There are several reasons to use aptitude tests in the college admission process: they offer standardized scores, provide incremental validity over high school records, and may influence the educational decisions of applicants. Despite the usefulness of these tests in practice, their construct validity, the reasons for group differences and other psychometric aspects usually remain unclear. Consequently, a closer look at the fairness of admission tools reveals many gray areas where improper test use and imprecise conceptualization cannot be easily distinguished.
Test fairness in a narrow, psychometric sense is based on the lack of systematic bias. Three types of bias are generally distinguished: differential item functioning (DIF; an item is more difficult (or easier) for a particular subgroup after controlling for the ability it is supposed to measure), differential validity (different criterion validities for subgroups), and differential prediction (performances of subgroups are systemically underpredicted (or overpredicted)).
Four studies have been conducted to shed light on the extent and possible explanations of sex-specific bias associated with scholastic aptitude testing and the prediction of academic and vocational performance. In the first two studies, special attention was given to the role of intelligence facets, because general mental ability (g) and scholastic aptitude overlap conceptually - reasoning is among the constructs assessed by most college admission tests - and are highly correlated.
Study 1 provides a detailed look at the situation in Germany. Three student samples show various levels of differential prediction. Across all samples, mathematical reasoning yields the most favorable predictions for men (i.e., men's college grades are overpredicted). High School Grade Point Average (HSGPA; "Abiturnote"), on the other hand, is the least favorable predictor for men's academic performance, although it still underpredicts women's performance in two of the samples.
Study 2 explores the construct validity of two German tests of subject-specific scholastic aptitude. The link between intelligence and aptitude test score is confirmed. Small sex differences in validities suggest a stronger relationship between verbal reasoning and scholastic aptitude for women than for men.
Study 3 broadens the scope by looking at the careers of university students two years after their graduation. Valid predictors for success at work include personal interests, occupational status, math grades, and conscientiousness. The gender pay gap remains even after controlling for socio-economic status and motivational factors.
Study 4 demonstrates the aggregation of differential prediction findings with meta-analytical methods. The underprediction of women's college grades by aptitude tests can be reduced (but not eliminated) by using HSGPA and test scores as predictors. Graduate tests do not show differential prediction.

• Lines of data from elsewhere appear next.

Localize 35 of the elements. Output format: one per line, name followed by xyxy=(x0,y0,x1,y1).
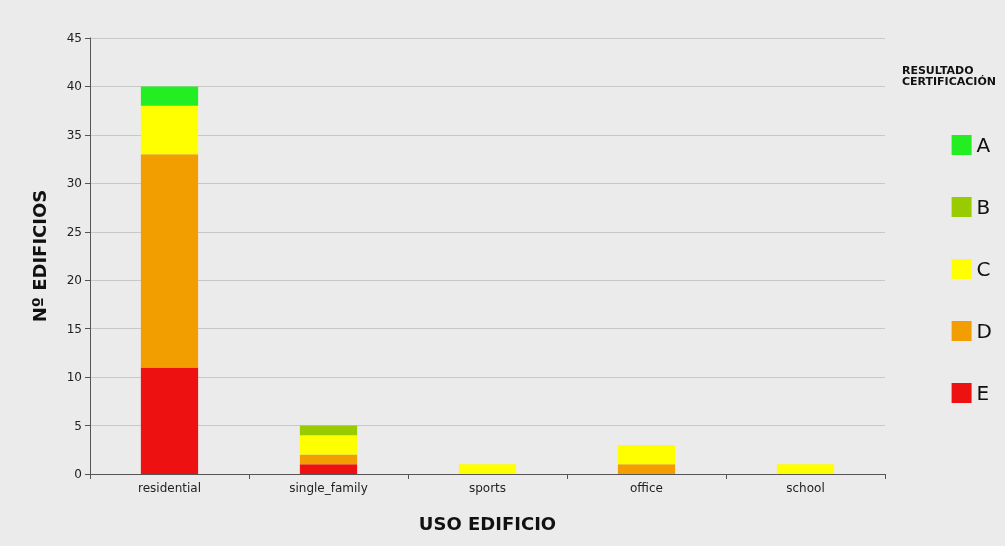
bar xyxy=(299,425,358,436)
bar xyxy=(140,105,199,155)
legend-label: A xyxy=(976,133,991,157)
y-tick-label: 15 xyxy=(66,321,82,336)
bar xyxy=(299,435,358,455)
y-axis-title: Nº EDIFICIOS xyxy=(28,189,50,323)
bar xyxy=(299,454,358,465)
y-tick-label: 5 xyxy=(74,418,82,433)
legend-title: RESULTADO CERTIFICACIÓN xyxy=(901,64,996,88)
x-axis-title: USO EDIFICIO xyxy=(418,512,557,534)
legend-label: E xyxy=(976,381,990,405)
y-tick-label: 20 xyxy=(66,273,82,288)
x-tick-label: school xyxy=(786,481,825,495)
bar xyxy=(140,367,199,474)
bar xyxy=(617,464,676,474)
x-tick-label: single_family xyxy=(289,481,368,495)
legend-label: B xyxy=(976,195,991,219)
legend-label: C xyxy=(976,257,991,281)
y-tick-label: 40 xyxy=(66,79,82,94)
bar xyxy=(140,86,199,106)
bar xyxy=(776,464,835,474)
y-tick-label: 30 xyxy=(66,176,82,191)
x-tick-label: office xyxy=(630,481,663,495)
y-tick-label: 25 xyxy=(66,224,82,239)
y-tick-label: 35 xyxy=(66,127,82,142)
x-tick-label: residential xyxy=(138,481,201,495)
y-tick-label: 0 xyxy=(74,467,82,481)
bar xyxy=(617,444,676,465)
x-tick-label: sports xyxy=(468,481,507,495)
bar xyxy=(299,464,358,474)
y-tick-label: 10 xyxy=(66,370,82,385)
y-tick-label: 45 xyxy=(66,31,82,45)
bar xyxy=(140,154,199,368)
legend-label: D xyxy=(976,319,993,343)
bar xyxy=(458,464,517,474)
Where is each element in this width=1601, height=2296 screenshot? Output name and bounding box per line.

Based on these findings, two promising explanations for differential prediction are scrutinized. On the one hand, sex differences in vocational interests exist which are associated with choice of major and career paths. On the other hand, women appear to approach academic challenges in a more holistic way than men, which interferes with their admission test performance, but facilitates their academic performance, eventually.
Although some topics still need further attention (e.g., construct validity of grades, availability of large-scale data sets, socio-economic consequences of admission testing), my findings clarify the psychometric properties of scholastic aptitude tests and provide immediate suggestions for weighting subscales in order to maximize gender fairness.